Of all the charming places we experienced, my favourite was the Azores, Ponta Delgada, in the middle of the Atlantic Ocean. What set this place apart was the fantastic nature and volcanic craters. We went horseriding, visited a local ceramic factory, and took great hikes around the island. Another highlight was Grenada - The first sight of land after crossing the Atlantic. We spent time on beautiful beaches, snorkelling around underwater sculptures and went to local chocolate-tasting events. Chocolate products are a significant export from this island.
All hands on deck
Sailing across the open ocean, we also had our share of rough seas and high winds. One time, the officers suddenly called "All Hands" on board. The wind had ripped several sails, and everyone had to help take them down. The rolling waves and the wind made it difficult, but we finally made it and had to bind them to avoid more damage. Even if this felt very dramatic at the time, it was also exciting and a valuable lesson.
Looking back at last year, I undoubtedly loved being at sea. The spectacular sunrises, the sunsets and the marine wildlife we saw were amazing. I could see myself working in the marine wildlife field later in life if the opportunity presented itself.

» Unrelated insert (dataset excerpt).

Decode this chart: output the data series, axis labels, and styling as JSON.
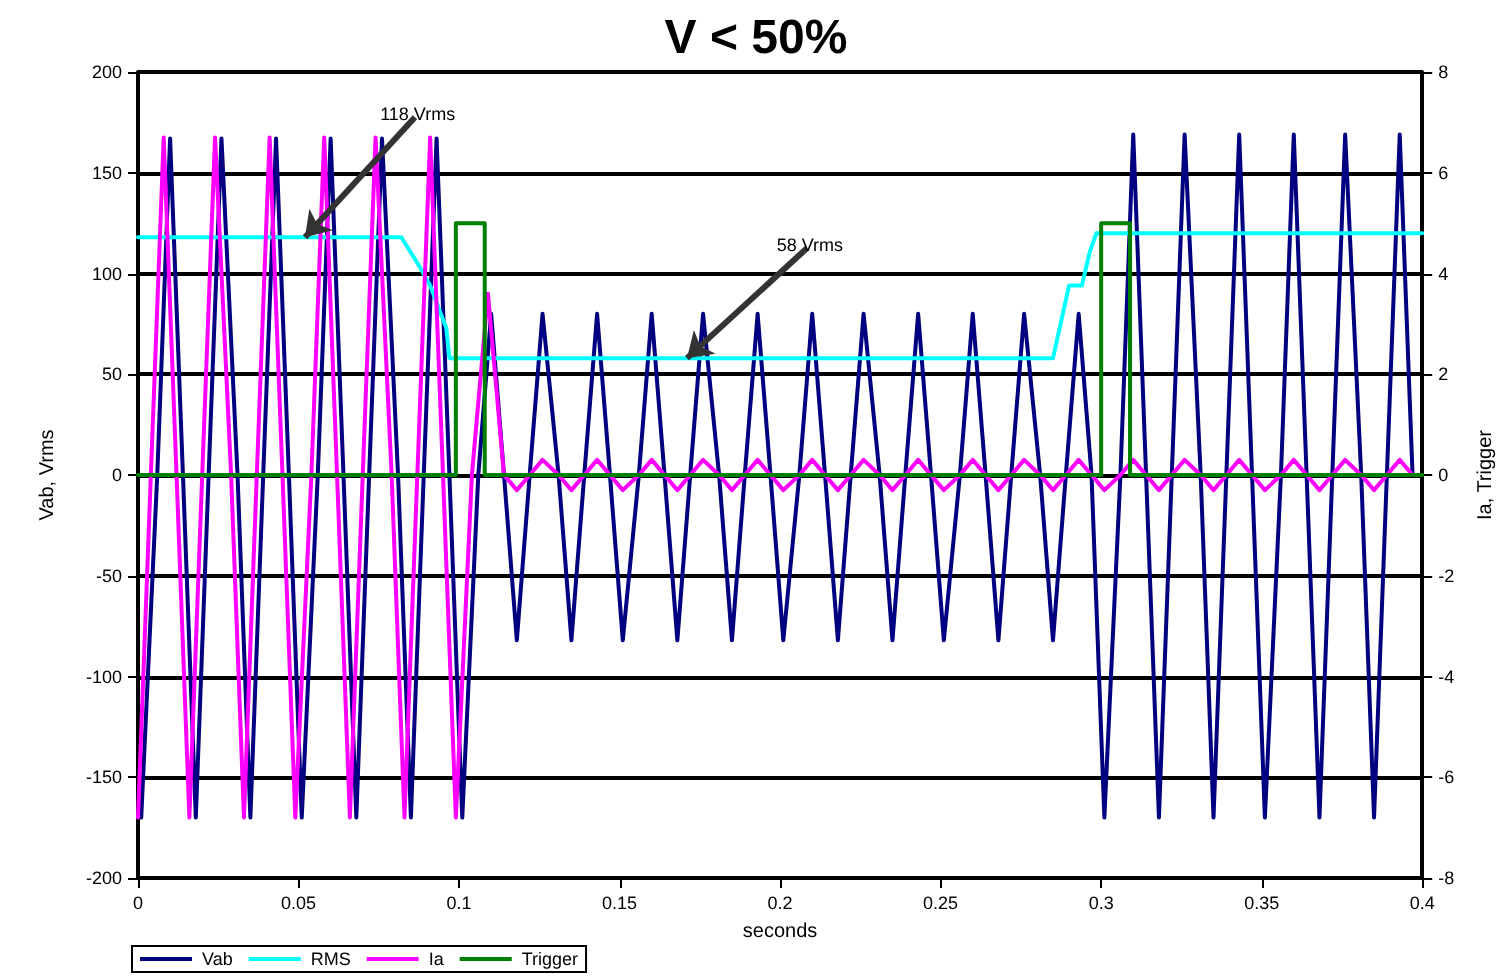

It has now been a couple of months since we returned home. The voyage took us to beautiful places such as St.Malo, Cartagena, Madeira, Gran Canaria, Cape Verde, across the Atlantic Ocean, Grenada, Saint-Maarten, Bermuda, and the Azores before returning home to Norway. Ten months at sea has been an adventure I will remember forever and a year filled with joys and new experiences but also some challenges!
The crew on board had to learn a lot in a short amount of time! How to live in close quarters with 80 others, be considerate and put others' needs above one`s own. How to sail a fully rigged ship, how to make the most of the wind conditions, steer the ship from the helm and perform various manoeuvres, make or furl the sails, and so much more.
As the saying goes - A smooth sea never made a skilled sailor.
Attending classes at sea was another challenging part of life on board. We had classes in Visual art, History, English, Geometry, Statistics, Self-system and society, among other topics. Our teachers and classes were great, and it added to the experience that took place on board this classic ship!
Learn by doing - in a team
To any young person like me reading this: I would highly recommend experiencing a voyage like this if you can. You learn a lot about yourself, push your boundaries, and be patient and considerate with your fellow crewmembers. You will face challenging tasks and learn how to solve them better as a team. Life on board builds confidence in a way that is both surprising and rewarding. You get to meet people from all corners of the world and make friendships that will last a long time!
I was also pleasantly surprised to discover that girls were the majority among the student crew onboard. The maritime workplace may still be, in many ways, "a man's world", but the tasks on board, both physically and psychologically demanding, were no more significant problem for the girls than for the boys.
I just wanted to thank everyone who has followed my travels, and it has been a pleasure to send updates back home. I sign off with some images from the extraordinary memories made possible by being on board "Sørlandet".
Disclaimer: NAVTOR Supported Elisabeth financially for her school year with A+ World Academy on board "Sørlandet."